Experimental platform

Participants : Laurent Amsaleg, Sébastien Campion [correspondent] , Patrick Gros, Pascale Sébillot.

Until 2005, we used various computers to store our data and to carry out our experiments. In 2005, we began some work to specify and set-up dedicated equipment to experiment on very large collections of data. During 2006 and 2007, we specified, bought and installed our first complete platform. It is organized around a very large storage capacity (155TB), and contains 4 acquisition devices (for Digital Terrestrial TV), 3 video servers, and 15 computing servers partially included in the local cluster architecture (IGRIDA).

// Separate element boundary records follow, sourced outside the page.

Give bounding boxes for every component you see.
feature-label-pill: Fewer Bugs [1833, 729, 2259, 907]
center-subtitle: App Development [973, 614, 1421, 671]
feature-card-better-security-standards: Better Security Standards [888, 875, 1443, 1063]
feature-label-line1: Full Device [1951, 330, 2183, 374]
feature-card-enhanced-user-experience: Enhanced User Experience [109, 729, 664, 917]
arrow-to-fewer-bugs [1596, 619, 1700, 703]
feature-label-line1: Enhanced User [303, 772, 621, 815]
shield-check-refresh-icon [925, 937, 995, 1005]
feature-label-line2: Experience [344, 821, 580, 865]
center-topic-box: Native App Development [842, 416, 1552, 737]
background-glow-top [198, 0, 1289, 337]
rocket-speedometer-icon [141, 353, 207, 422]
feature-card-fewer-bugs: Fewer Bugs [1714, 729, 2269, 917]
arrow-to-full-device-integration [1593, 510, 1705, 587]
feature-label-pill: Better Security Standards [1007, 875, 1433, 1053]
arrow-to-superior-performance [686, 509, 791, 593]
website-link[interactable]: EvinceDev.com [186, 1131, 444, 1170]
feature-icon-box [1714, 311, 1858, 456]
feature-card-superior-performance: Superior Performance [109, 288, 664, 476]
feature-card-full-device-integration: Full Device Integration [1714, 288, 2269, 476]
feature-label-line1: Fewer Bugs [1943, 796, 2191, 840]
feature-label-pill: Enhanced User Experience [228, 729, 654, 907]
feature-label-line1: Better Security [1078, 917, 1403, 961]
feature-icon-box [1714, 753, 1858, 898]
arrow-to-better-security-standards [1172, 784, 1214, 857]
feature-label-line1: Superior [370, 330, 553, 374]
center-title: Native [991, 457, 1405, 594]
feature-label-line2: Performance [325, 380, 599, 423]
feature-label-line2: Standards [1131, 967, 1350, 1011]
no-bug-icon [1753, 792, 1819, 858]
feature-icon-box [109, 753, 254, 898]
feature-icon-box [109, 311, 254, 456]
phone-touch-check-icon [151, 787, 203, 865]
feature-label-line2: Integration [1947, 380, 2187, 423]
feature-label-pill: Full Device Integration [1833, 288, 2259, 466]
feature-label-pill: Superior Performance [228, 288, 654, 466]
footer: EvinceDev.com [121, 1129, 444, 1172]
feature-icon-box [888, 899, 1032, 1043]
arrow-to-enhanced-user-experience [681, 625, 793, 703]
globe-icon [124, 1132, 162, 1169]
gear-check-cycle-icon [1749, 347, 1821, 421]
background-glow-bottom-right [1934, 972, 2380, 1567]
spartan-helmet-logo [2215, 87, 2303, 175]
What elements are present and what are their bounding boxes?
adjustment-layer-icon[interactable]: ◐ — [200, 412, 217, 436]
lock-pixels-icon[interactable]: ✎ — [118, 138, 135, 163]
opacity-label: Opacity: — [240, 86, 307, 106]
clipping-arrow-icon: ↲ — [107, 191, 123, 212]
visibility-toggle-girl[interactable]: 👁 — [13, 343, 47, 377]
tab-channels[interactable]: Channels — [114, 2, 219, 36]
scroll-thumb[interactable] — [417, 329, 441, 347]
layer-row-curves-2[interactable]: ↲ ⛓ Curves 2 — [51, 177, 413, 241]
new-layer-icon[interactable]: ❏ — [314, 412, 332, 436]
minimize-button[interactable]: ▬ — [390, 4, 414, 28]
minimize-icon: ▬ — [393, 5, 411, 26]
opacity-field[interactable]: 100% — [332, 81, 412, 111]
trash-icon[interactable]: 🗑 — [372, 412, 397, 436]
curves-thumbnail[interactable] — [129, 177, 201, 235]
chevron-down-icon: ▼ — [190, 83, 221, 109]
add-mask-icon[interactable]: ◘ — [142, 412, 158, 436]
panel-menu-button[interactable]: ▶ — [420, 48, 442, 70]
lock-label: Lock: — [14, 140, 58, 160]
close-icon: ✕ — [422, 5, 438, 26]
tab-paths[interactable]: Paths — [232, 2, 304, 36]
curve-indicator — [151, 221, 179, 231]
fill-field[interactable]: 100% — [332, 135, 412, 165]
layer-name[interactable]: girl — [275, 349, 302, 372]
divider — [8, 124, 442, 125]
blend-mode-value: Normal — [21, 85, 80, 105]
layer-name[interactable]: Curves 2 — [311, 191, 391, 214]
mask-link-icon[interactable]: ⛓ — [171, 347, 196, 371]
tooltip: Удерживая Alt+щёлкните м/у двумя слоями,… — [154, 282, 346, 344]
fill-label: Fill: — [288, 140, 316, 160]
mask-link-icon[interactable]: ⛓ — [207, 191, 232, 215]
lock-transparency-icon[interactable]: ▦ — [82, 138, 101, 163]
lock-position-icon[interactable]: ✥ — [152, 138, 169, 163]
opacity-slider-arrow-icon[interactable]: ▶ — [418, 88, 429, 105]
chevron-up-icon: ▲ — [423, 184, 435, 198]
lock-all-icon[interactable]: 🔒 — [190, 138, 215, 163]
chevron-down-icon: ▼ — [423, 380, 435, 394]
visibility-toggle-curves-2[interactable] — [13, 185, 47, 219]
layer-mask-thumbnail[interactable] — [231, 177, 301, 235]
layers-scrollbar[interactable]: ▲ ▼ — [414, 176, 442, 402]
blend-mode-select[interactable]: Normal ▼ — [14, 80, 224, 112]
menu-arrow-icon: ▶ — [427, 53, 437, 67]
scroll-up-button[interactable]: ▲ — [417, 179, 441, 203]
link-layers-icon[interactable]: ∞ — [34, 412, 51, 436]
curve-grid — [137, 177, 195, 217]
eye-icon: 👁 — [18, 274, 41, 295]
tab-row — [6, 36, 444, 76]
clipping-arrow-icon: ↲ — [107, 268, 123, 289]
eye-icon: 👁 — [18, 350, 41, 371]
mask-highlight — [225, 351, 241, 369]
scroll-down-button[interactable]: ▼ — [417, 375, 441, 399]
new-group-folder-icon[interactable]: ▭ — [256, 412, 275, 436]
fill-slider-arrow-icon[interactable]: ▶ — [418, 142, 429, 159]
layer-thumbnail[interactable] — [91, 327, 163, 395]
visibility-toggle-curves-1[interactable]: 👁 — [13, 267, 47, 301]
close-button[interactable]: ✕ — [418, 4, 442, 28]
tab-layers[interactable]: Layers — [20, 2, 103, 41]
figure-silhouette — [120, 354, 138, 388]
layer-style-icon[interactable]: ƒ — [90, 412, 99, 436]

In 2008, we build up a corpus of multimedia data. It consists in a continuous recording (6 months) of two TV channels and three radios. It also includes web pages related to these contents captured on broadcaster's website. This corpus is to be used for different studies like the treatment of news along the time and to provide sub-corpus like TV news within the Quaero project (see below). The manual annotation of all the TV programs is under progress. A dedicated website has been developed in 2009 to provide a user support. It contains useful information such as references of available and ready to use software on the cluster, list of corpus stored on the platform, pages for monitoring disk space consumption and cluster loading, tutorials for best practices and cookbooks for treatments of large datasets. In 2010, we have acquired a new large memory server with 144GB of RAM which is used for memory demanding tasks, in particular to improve the speed of building index or language model. The previous server dedicated to this kind of jobs (acquired in 2008) has been upgraded to 96GB of RAM.

This year, we extended our storage capacity to 215TB and expanded our computing resources with two new large memory servers with 256GB of RAM for each of them.

This platform is funded by a joint effort of Inria, INSA Rennes and University of Rennes 1.